Bulan Mei selalu diwarnai
dengan perayaan-perayaan menarik, Hari buruh sedunia, hari pendidikan nasional,
Hari Lembaga Sosial Desa, Hari Wanadri dan lain-lain. Nah, pada kesempatan ini
kita tidak akan berbicara masalah nasib buruh atau yang lainnya, namun pada
kesempatan ini kita akan merefleksikan pendidikan ditengah kondisi negeri saat
ini. Tanggal 2 Mei merupakan titik awal kebangkitan pendidikan di Indonesia,
hal ini bertepatan dengan kelahiran sosok pejuang bangsa yaitu bapak Ki Hajar
Dewantara yang kita kenal sebagai pahlawan nasional yang memperjuangkan nasib
rakyat Indonesia untuk memperoleh pendidikan yang layak, sehingga pada tanggal
2 Mei diperingati oleh bangsa Indonesia sebagai Hari Pendidikan Nasional.
Perayaan HARDIKNAS setiap
tahunnya biasanya ditandai dengan perayaan berupa Upacara Bendera atau lomba-lomba
menarik lainnya, namun perayaan HARDIKNAS di tahun 2020 ini agak sedikit
berbeda dari tahun-tahun sebelumnya. Tahun ini Negara Indonesia dan seluruh Dunia
pada umumnya sedang dilanda musibah berupa pendemi COVID-19 yang mengharuskan
setiap orang hanya bisa beraktivitas di rumah saja, termasuk aktivitas
pendidikan. Pendemi ini menguji kemampuan bangsa Indonesia terutama yang
berkaitan dengan pendidikan, salah satu imbasnya di sektor pendidikan adalah semua
guru dipaksa untuk menjadi guru Millenial yang harus melek terhadap teknologi sehingga
guru diharapkan mampu menerapkan pendidikan jarak jauh (PJJ) atau kelas daring.
Keputusan pemerintah
untuk meliburkan sekolah dan mengganti ruang kelas ke dalam ruang virtual
mengakibatkan terjadinya Digitalisasi Pendidikan. Walaupun dalam pelaksanaanya aktivitas
pendidikan melalui daring ini masih mengalami kekacauan terutama bagi guru-guru
generasi Generasi X atau Babi Boomers (38-53 tahun >) dan guru-guru di
pelosok negeri yang minim akses teknologi dan internet. Namun Kondisi ini telah
memaksa semua pihak untuk belajar, menuntut semua pihak untuk melakukan hal-hal
baru yang sebelumnya hanya bisa menerapkan cara-cara konvensional.

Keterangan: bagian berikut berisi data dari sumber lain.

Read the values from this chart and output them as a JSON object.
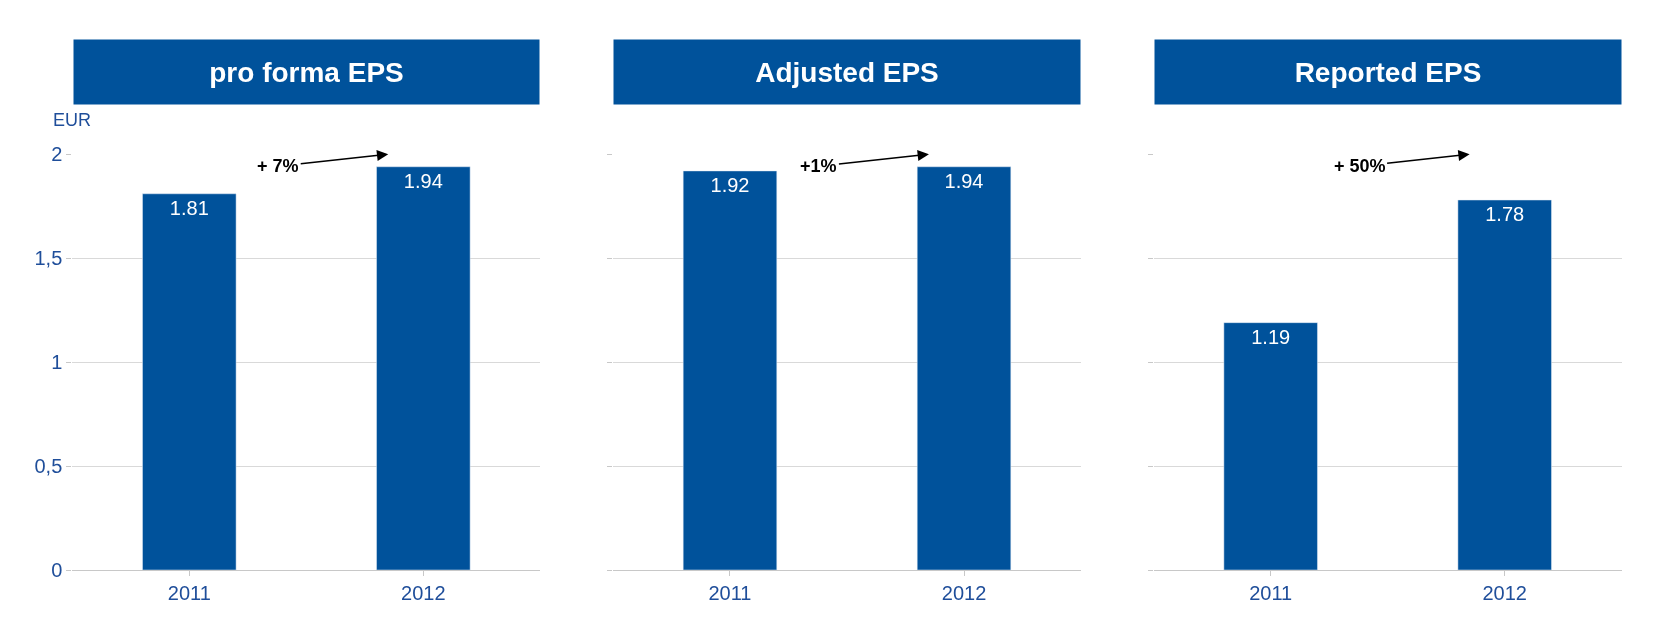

Covid-19 ini cukup menyita waktu dan perhatian kita, rumitnya penanganan wabah ini membuat pemerintah, organisasi pendidikan, Organisasi masyarakat (NGO), komunitas dan seluruh elemen masyarakat dipaksa untuk terlibat dan turun tangan untuk memastikan proses belajar mengajar dan aktivitas pendidikan lainnya tetap bisa dilaksanakan. Salah satunya adalah lembaga kemanusiaan Dompet Dhuafa yang telah mencetuskan berbagai macam program menarik baik di bidang pendidikan, kebencanaan, kesehatan, ekonomi dan lain-lain. Kolaborasi dan kolektivitas adalah kunci untuk menghadapi kondisi saat ini, terutama kolaborasi dalam bidang pendidikan sangat penting dilakukan untuk memastikan aktivitas pendidikan tetap bisa dilaksanakan dengan baik.
Harapan besar saya
sebagai bagian dari generasi negeri ini, Momentum hari Pendidikan Nasional di
tengah Covid-19 ini adalah sebuah refleksi dan evaluasi bagi tubuh pendidikan
di Indonesia. Pendidikan harus menjadi perhatian bersama, bukan hanya tanggung
jawab guru dan sekolah namun semua pihak harus ikut ambil bagian dalam
menciptakan tatanan pendidikan yang baik dan bermutu untuk masa depan bangsa
yang lebih baik. Menjadi catatan penting adalah kondisi negeri akibat pendemi
COVID-19 ini menjadi dinamika dan transformasi digital di dunia pendidikan yang
akan mengubah mindset dan cara belajar kita di masa yang akan dating. So, keep learn, keep grow, stay helaty.